[The Miracle Mongers an Expos by Harry Houdini]@TWC D-Link bookThe Miracle Mongers an Expos CHAPTER TWELVE 17/18
At all events, the equilibrium is destroyed, and, before it is established again, it requires but little dexterity to move the subject about in all directions without a great expenditure of energy.
The difficulty is not increased on seating two men, or three men, upon each other's knees (as shown in Fig.
4), since, in the latter case, the third acts as a true counter-poise to the first, and the whole pretty well resembles an apparatus of unstable equilibrium, whose centre of gravity is very high and, consequently, so much more easily displaced. All these experiments require some little skill and practice, but are attended with no difficulty, and, upon the whole, do not merit the enthusiastic articles that have given the "electric" or "magnetic" girl her European reputation. Strong people, whether tricksters or genuine athletes, or both, we shall probably have always with us.
But with the gradual refinement of the public taste, the demand for such exhibitions as fire-eating, sword-swallowing, glass-chewing, and the whole repertoire of the so-called Human Ostrich, steadily declined, and I recall only one engagement of a performer of this type at a first-class theater in this country during the present generation, and that date was not played. There was still a considerable demand for these people in the dime museums, until the enormous increase in the number of such houses created a demand for freaks that was far in excess of the supply, and many houses were obliged to close because no freaks were obtainable, even at the enormous increase in salaries then in vogue.

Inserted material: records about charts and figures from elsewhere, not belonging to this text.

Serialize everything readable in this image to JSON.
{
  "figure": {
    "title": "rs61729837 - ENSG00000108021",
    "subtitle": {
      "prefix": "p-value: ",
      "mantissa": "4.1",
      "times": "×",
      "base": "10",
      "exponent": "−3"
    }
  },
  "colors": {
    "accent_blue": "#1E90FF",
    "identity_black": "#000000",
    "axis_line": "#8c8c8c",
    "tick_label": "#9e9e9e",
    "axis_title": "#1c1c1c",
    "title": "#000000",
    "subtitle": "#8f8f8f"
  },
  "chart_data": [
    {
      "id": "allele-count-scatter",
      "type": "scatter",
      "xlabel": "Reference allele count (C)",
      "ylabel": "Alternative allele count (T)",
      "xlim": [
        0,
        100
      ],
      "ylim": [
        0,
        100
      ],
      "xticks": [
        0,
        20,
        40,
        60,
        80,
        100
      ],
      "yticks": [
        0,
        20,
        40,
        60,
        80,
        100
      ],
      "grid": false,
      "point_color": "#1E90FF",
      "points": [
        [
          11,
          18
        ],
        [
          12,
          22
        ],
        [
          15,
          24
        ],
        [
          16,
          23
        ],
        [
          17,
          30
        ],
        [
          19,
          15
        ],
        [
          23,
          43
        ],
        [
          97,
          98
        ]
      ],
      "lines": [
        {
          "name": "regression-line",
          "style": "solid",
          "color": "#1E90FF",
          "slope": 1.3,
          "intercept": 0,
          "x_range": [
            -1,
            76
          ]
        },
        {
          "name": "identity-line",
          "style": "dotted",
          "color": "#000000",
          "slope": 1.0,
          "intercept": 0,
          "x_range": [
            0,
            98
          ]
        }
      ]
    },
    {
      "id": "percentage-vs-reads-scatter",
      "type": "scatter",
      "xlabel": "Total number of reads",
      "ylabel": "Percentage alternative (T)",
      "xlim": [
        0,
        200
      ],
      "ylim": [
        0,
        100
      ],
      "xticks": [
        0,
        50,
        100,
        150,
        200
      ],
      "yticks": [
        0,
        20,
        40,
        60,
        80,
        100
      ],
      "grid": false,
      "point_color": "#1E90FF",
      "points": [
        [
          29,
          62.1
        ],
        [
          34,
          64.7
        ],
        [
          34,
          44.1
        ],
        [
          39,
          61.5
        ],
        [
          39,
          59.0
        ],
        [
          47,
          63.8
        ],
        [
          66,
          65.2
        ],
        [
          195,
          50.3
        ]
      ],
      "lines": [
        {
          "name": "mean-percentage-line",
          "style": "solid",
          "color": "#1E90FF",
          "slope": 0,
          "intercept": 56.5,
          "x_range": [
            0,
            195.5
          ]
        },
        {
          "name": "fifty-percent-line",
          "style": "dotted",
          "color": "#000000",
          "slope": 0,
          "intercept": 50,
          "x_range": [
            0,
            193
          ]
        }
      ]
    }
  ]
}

The small price of admission, and the fact that feature curios like Laloo or the Tocci Twins drew down seven or eight hundred dollars a week, show that these houses catered to a multitude of people; and not a few of the leading managers of to-day's vaudeville, owe their start in life to the dime museum. Among the museums that were veritable gold mines, I might mention Epstein's of Chicago; Brandenberg's of Philadelphia; Moore's of Detroit and Rochester; The Sackett and Wiggins Tour; Kohl and Middleton's; Austin and Stone's of Boston; Robinson of Buffalo; Ans Huber's, Globe, Harlem, Worth's, and the Gayety of New York. The dime museum is but a memory now, and in three generations it will, in all probability, be utterly forgotten.